Toutes ces images me sont venues bien sûr parce que le cheval, à son corps défendant, a fait un retour en force dans l’actualité, via les braves chevaux de trait roumains transformés en minerai pour plats cuisinés internationalisés (même jusqu’à Hong-Kong). Comme d’ordinaire c’est le sieur Pousson qui, m’ayant sollicité pour prendre parti, dans une énième controverse entre les tenants de l’art officiel, de ses codes, de sa pompe, de sa sotte prétention, et les petits loups et petites louves qui s’ébrouent comme des petites folles et des petits fous en des prairies si naturelles que parfois ça sent la bonne bouse de vache.


Ce qui m’étonne beaucoup c’est que ce beau monde, les vieux chevaux de retour en tête, s’étonne que le privilège de la jeunesse c’est, comme on le disait avec justesse autrefois, de jeter sa gourme*, faire des frasques, de foutre aux orties ou ailleurs les traditions de leurs aînés, de faire chier le monde (* c'est à partir du milieu du XIVe siècle que le mot désigne une maladie de la bouche ou de la gorge du cheval, affection provoquant, entre autres, la sécrétion d'une morve particulière ayant le même nom (gourme pourrait venir du francique worm qui signifiait « pus »).
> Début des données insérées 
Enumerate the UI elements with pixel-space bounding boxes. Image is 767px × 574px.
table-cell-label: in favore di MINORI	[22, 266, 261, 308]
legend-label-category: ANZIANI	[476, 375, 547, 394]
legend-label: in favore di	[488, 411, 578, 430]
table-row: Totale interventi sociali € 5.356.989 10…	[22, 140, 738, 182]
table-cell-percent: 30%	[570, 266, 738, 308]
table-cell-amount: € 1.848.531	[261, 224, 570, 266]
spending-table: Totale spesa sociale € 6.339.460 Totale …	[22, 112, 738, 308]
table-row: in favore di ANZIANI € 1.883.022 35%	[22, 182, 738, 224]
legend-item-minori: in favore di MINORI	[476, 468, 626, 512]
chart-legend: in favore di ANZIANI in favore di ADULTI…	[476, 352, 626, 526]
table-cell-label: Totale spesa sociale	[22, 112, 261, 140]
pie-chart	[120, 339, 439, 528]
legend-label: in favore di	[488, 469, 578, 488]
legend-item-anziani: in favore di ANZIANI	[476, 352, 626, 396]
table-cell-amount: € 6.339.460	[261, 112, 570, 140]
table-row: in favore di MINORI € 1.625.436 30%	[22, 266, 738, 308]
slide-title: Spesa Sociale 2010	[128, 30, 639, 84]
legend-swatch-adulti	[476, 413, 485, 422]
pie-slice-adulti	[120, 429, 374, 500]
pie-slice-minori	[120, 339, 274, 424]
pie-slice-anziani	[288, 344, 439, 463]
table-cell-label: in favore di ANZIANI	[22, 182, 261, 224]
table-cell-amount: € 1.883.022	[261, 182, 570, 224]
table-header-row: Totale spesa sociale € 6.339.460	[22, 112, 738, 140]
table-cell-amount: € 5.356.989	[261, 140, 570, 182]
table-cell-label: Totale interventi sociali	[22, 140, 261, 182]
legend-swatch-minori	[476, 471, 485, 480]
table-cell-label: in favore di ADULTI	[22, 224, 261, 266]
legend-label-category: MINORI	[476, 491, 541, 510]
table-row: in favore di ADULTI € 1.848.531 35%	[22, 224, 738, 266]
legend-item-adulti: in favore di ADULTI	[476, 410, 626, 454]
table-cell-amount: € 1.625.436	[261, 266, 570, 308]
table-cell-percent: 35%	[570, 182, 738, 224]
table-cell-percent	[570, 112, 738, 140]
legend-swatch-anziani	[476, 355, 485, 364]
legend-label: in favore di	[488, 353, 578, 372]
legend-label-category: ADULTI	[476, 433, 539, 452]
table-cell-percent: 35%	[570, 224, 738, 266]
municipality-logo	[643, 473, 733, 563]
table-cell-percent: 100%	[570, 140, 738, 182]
Tous les poulains sont victimes de cette maladie bénigne, point de passage quasiment obligé. Au XVIe siècle, on disait alors de l'animal qu'il jetait sa gourme, le verbe jeter ayant ici le sens d' « émettre des sécrétions ».) Faut que jeunesse se passe disait-on aussi dans l’ancien temps, sauf que, de nos jours, nos jeunes sont jeunes beaucoup plus longtemps car le monde du travail est moins accueillant que le nid des parents, donc très chiants très longtemps.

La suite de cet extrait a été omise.